Leave Together
Une magnifique opportunité s'était offerte à moi, faire une courte représentation de magie à un gala pour lever des fonds d'une campagne politique, et pas n'importe laquelle celle d'Hannibal Von Jäggerjack au mandat de Gouverneur de LibertyTown. Autant dire qu'il y aura du beau monde lors de cette soirée pas comme les autres.
L'organisateur de cet évènement m'avait demandé de venir six heures en avance, heureusement que l'émolument pour mon art était à la hauteur des nombreux dérangements qui m'attendaient par la suite. Fouille minutieuse de tous mes accessoires, de mes vêtements comme si j'allais cacher un fusil à lunette dans mes bas en nylon, et remplir une fiche sur ma personne – apparemment, cela servait aux services de sécurité. Une fois cette partie faite, je devais expliquer avec de nombreux détails quels tours je comptais réaliser ce soir, tout en indiquant la durée. Mon Dieu que cela était long, très long. Mais une fois tout ceci fait, je devais attendre dans la pièce que l'on m'avait allouée ce soir, et cette attente me paraissait durer une éternité.

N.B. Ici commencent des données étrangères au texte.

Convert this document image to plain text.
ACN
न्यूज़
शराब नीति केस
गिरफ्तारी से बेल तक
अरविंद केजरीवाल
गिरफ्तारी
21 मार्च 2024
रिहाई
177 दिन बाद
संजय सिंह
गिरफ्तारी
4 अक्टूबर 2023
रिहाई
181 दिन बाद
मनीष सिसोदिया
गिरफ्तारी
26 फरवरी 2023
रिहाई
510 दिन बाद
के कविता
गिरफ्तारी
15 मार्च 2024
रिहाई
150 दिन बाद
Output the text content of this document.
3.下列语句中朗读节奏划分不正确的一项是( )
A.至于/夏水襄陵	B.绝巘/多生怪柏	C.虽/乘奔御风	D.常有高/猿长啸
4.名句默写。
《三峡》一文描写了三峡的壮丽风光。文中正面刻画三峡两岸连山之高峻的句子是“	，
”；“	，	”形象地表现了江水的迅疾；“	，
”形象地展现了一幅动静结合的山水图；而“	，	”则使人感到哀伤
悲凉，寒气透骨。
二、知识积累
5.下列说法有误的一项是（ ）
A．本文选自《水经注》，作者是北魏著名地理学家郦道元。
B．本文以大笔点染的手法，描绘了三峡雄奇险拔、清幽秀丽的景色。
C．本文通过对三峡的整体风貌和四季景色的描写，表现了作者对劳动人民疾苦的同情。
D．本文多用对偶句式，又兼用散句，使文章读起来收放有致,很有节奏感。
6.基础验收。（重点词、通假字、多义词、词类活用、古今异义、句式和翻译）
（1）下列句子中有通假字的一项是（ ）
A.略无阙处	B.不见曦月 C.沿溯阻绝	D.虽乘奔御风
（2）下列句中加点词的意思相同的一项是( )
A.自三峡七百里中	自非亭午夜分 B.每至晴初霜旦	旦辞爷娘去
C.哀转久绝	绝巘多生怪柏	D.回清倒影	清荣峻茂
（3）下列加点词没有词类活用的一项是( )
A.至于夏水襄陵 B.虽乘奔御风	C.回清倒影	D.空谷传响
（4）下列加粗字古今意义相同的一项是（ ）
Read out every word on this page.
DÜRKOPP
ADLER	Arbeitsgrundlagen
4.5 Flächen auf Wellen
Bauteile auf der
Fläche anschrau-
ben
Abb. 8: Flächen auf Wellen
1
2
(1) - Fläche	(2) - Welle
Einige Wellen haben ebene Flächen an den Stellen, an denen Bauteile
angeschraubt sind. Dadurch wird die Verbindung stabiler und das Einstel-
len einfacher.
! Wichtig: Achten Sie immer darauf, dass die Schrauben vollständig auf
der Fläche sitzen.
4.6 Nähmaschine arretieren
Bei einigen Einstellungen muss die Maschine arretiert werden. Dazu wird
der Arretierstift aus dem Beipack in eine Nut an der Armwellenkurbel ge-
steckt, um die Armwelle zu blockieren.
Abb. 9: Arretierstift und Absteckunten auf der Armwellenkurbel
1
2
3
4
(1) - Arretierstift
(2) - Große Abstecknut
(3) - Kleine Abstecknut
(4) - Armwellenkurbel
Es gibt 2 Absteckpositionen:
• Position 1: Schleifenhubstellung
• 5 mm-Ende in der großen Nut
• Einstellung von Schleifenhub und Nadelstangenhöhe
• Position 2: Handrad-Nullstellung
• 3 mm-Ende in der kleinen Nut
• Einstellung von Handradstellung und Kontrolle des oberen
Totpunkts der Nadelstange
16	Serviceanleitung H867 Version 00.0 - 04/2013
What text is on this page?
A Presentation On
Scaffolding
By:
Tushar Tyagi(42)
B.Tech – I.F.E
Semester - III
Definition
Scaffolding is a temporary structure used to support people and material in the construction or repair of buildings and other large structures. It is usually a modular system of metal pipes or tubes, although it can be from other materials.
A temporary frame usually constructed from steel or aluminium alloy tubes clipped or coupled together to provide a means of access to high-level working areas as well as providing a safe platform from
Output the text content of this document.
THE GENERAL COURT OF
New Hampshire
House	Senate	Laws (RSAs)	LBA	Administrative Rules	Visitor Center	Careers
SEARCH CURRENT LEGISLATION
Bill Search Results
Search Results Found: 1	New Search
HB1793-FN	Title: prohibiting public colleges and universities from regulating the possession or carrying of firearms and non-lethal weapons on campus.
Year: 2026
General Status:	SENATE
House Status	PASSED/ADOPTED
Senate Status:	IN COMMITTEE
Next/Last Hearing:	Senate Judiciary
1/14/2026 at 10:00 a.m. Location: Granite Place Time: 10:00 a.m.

Je m'ennuyais à mourir dans ma petite pièce, j'étais prête depuis deux heures. Ma coiffure était faite, mon maquillage était nickel, et ma tenue – un tailleur noir accompagné de bas en nylon avec des cuissardes, d'une chemise blanche ainsi que des gants blancs, et d'un chapeau haut de forme – était enfilée. Le miracle arrivait enfin quand quelqu'un venait frapper à ma porte. C'est à vous, m'avait-il dit, et je le suivais promptement.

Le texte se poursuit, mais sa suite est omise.